Hasil perhitungan distribusi pendapatan menunjukkan bahwa besarnya koefisien Gini pendapatan sebelum migrasi sebesar 0,32 (lihat Lampiran 3) Kondisi tersebut menunjukkan bahwa tingkat ketimpangan pendapatan dalam kategori ketimpangan relatif sedang. Sedangkan distribusi pendapatan migran setelah migrasi adalah sebesar 0,15 (lihat Lampiran 2). Hal ini menunjukkan bahwa ketimpangan pendapatan rumahtangga migran sirkuler setelah migrasi adalah rendah dan bisa dikatakan distribusi pendapatan migran sangat merata. Distribusi pendapatan migran yang sangat merata tersebut dapat dimengerti mengingat kegigihan dalam bekerja tanpa mengenal lelah mereka. Rumahtangga migran selalu memanfaatkan waktu luang untuk mendapatkan penghasilan, kreatifitas mereka untuk mendapatkan penghasilan tambahan sangat tinggi walaupun di daerah tujuan yang relatif dekat dengan desa asal. Hal lain yang mendudukung adalah daya beli masyarakat di daerah tujuan yang sangat tinggi

dengan fasilitas pembangunan yang semakin ramai, sementara pedagang kaki lima relatif belum begitu banyak.

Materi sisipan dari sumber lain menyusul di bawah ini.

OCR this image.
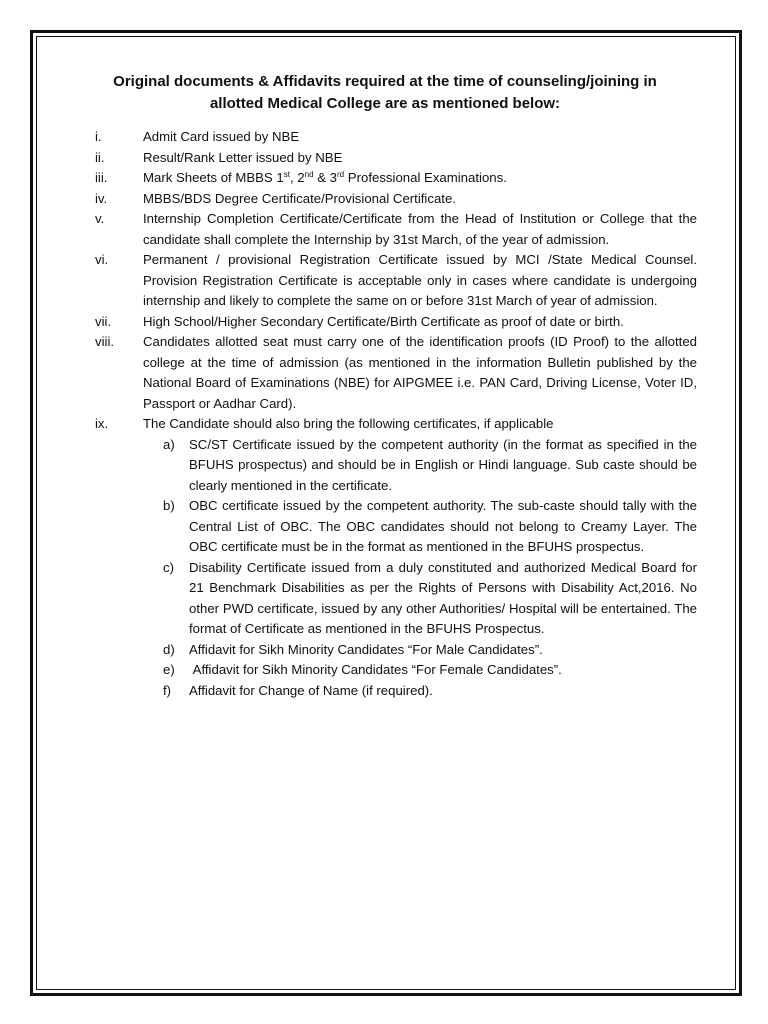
Original documents & Affidavits required at the time of counseling/joining in
allotted Medical College are as mentioned below:
i.	Admit Card issued by NBE
ii.	Result/Rank Letter issued by NBE
iii.	Mark Sheets of MBBS 1st, 2nd & 3rd Professional Examinations.
iv.	MBBS/BDS Degree Certificate/Provisional Certificate.
v.	Internship Completion Certificate/Certificate from the Head of Institution or College that the candidate shall complete the Internship by 31st March, of the year of admission.
vi.	Permanent / provisional Registration Certificate issued by MCI /State Medical Counsel. Provision Registration Certificate is acceptable only in cases where candidate is undergoing internship and likely to complete the same on or before 31st March of year of admission.
vii.	High School/Higher Secondary Certificate/Birth Certificate as proof of date or birth.
viii.	Candidates allotted seat must carry one of the identification proofs (ID Proof) to the allotted college at the time of admission (as mentioned in the information Bulletin published by the National Board of Examinations (NBE) for AIPGMEE i.e. PAN Card, Driving License, Voter ID, Passport or Aadhar Card).
ix.	The Candidate should also bring the following certificates, if applicable
a)	SC/ST Certificate issued by the competent authority (in the format as specified in the BFUHS prospectus) and should be in English or Hindi language. Sub caste should be clearly mentioned in the certificate.
b)	OBC certificate issued by the competent authority. The sub-caste should tally with the Central List of OBC. The OBC candidates should not belong to Creamy Layer. The OBC certificate must be in the format as mentioned in the BFUHS prospectus.
c)	Disability Certificate issued from a duly constituted and authorized Medical Board for 21 Benchmark Disabilities as per the Rights of Persons with Disability Act,2016. No other PWD certificate, issued by any other Authorities/ Hospital will be entertained. The format of Certificate as mentioned in the BFUHS Prospectus.
d)	Affidavit for Sikh Minority Candidates “For Male Candidates”.
e)	Affidavit for Sikh Minority Candidates “For Female Candidates”.
f)	Affidavit for Change of Name (if required).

Bukan saja data primer yang mampu menjelaskan ke tidak seimbangan beban anggota keluarga dengan pendapatan di perdesaan, BPS 2004 mencatat bahwa rata-rata jumlah anggota keluarga di perdesaan yang berasal dari dua kecamatan Pucuk dan Sukodadi adalah 5 orang (BPS kabupaten Lamongan, 2004). Sementara, kebutuhan untuk hidup sehari-hari di perdesaan minimal Rp 7.500,- per hari, tiga kali makan dan minum. Kendatipun semangat kerja masyarakat perdesaan sangat tinggi, tetapi bila tidak diimbangi dengan upah yang layak dan yang sesuai dengan beban hidup keluarga, maka semangat untuk mempertahankan bekerja di sektor pertanian akan memudar dan penduduk perdesaan akan mencari alternatif pemecahan kebutuhan hidup. Dengan demikian disparitas upah sektor pertanian adalah merupakan faktor pendorong terjadinya migrasi sirkuler penduduk perdesaan ke daerah-daerah urban terdekat.